Wall Street analysts are cutting earnings forecasts for U.S. companies as concerns mount that the Trump administration’s trade policies and federal spending cuts could hinder economic growth.
The S&P 500’s first-quarter earnings outlook has fallen by 4.5 percentage points since January 1, marking the sharpest downward revision since late 2023, according to a senior research analyst at LSEG.
Analysts now anticipate that S&P 500 companies will achieve earnings growth of 7.7% year-over-year, a decrease from 17.1% in the previous quarter and the lowest growth since mid-2023. The stock market has already reacted, with the S&P 500 officially entering a correction on March 13 after dropping more than 10% from its February 19 peak.
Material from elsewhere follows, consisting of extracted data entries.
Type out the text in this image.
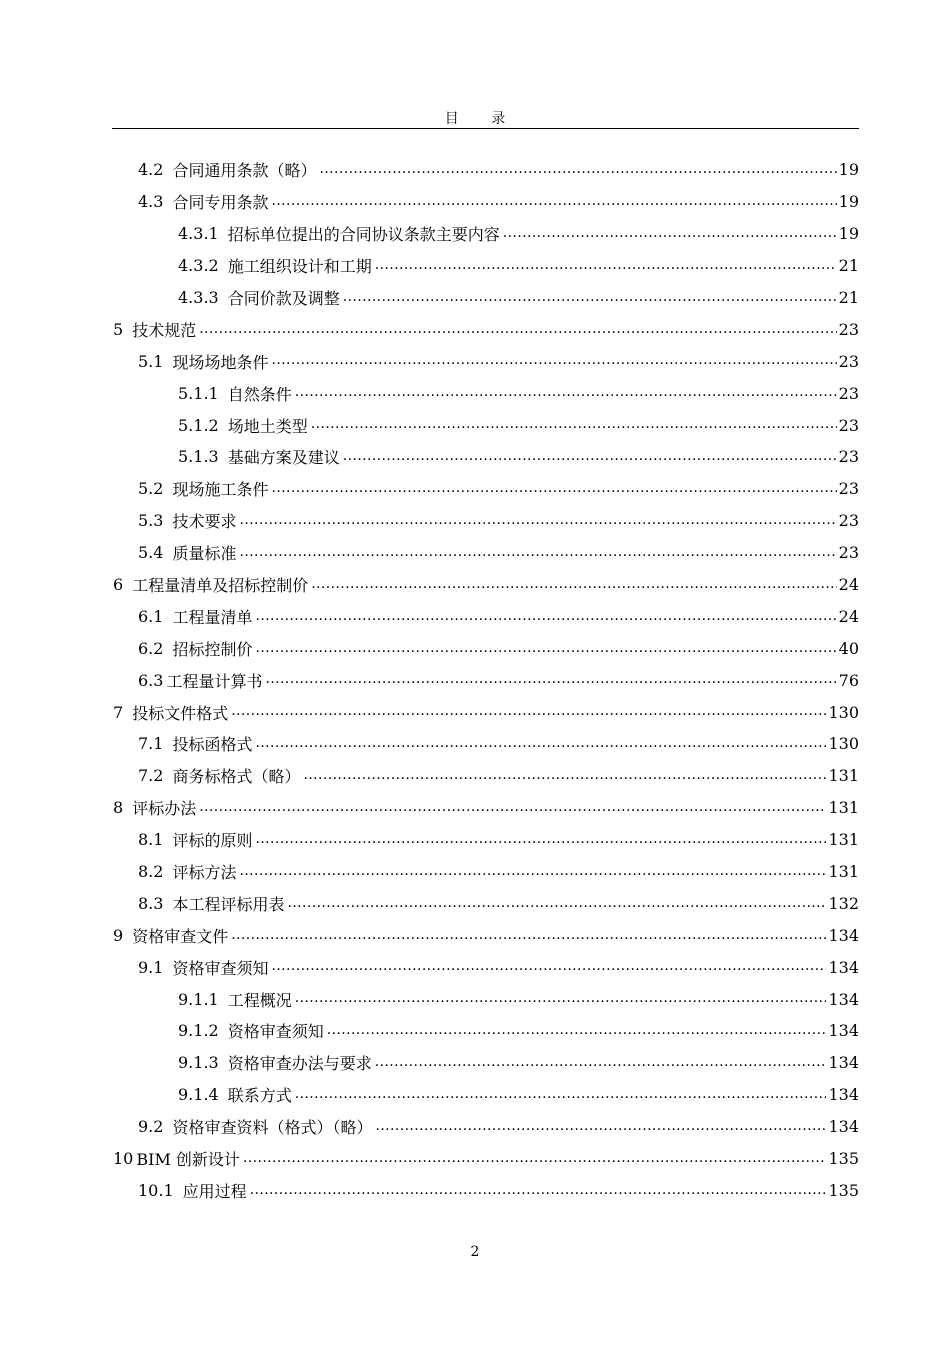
目 录
4.2 合同通用条款（略） .....	19
4.3 合同专用条款 .....	19
4.3.1 招标单位提出的合同协议条款主要内容 .....	19
4.3.2 施工组织设计和工期 .....	21
4.3.3 合同价款及调整 .....	21
5 技术规范 .....	23
5.1 现场场地条件 .....	23
5.1.1 自然条件 .....	23
5.1.2 场地土类型 .....	23
5.1.3 基础方案及建议 .....	23
5.2 现场施工条件 .....	23
5.3 技术要求 .....	23
5.4 质量标准 .....	23
6 工程量清单及招标控制价 .....	24
6.1 工程量清单 .....	24
6.2 招标控制价 .....	40
6.3 工程量计算书 .....	76
7 投标文件格式 .....	130
7.1 投标函格式 .....	130
7.2 商务标格式（略） .....	131
8 评标办法 .....	131
8.1 评标的原则 .....	131
8.2 评标方法 .....	131
8.3 本工程评标用表 .....	132
9 资格审查文件 .....	134
9.1 资格审查须知 .....	134
9.1.1 工程概况 .....	134
9.1.2 资格审查须知 .....	134
9.1.3 资格审查办法与要求 .....	134
9.1.4 联系方式 .....	134
9.2 资格审查资料（格式）（略） .....	134
10 BIM 创新设计 .....	135
10.1 应用过程 .....	135
2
Among the biggest contributors to the reduced outlook are Apple, Tesla, and Ford Motor, along with insurance companies impacted by California wildfires. Apple recently reported strong earnings but faced sluggish iPhone sales and declining revenue from China due to increasing competition and slow adoption of AI features. The company is also losing over $1 billion annually on its Apple TV+ streaming service, according to The Information.
Tesla’s sales have weakened in Scandinavia and France, and CEO Elon Musk’s stance on federal spending cuts has sparked discussions around brand loyalty. The EV maker’s shares have fallen nearly 40% this year yet still trade at more than 80 times forward earnings. The company’s earnings per share estimate for the March quarter has dropped from 70 cents to 47 cents since January.
Meanwhile, Ford expects up to $5.5 billion in losses on its electric vehicle and software operations in 2025. Automakers remain focused after the White House announced a temporary exemption from Trump’s 25% tariffs on Canadian and Mexican imports.
Beyond tech and automotive, insurers are preparing for heavy losses from January’s wildfires, with Travelers Companies reporting $1.7 billion in pre-tax catastrophe costs. Airlines have also faced challenges, as Delta Air Lines and others have cut earnings forecasts due to worries about consumer spending.
While first-quarter earnings reports are still weeks away, investors hope corporate results can serve as a catalyst for market recovery. The S&P 500 remains costly at 21 times forward earnings, well above its 10-year average of 18.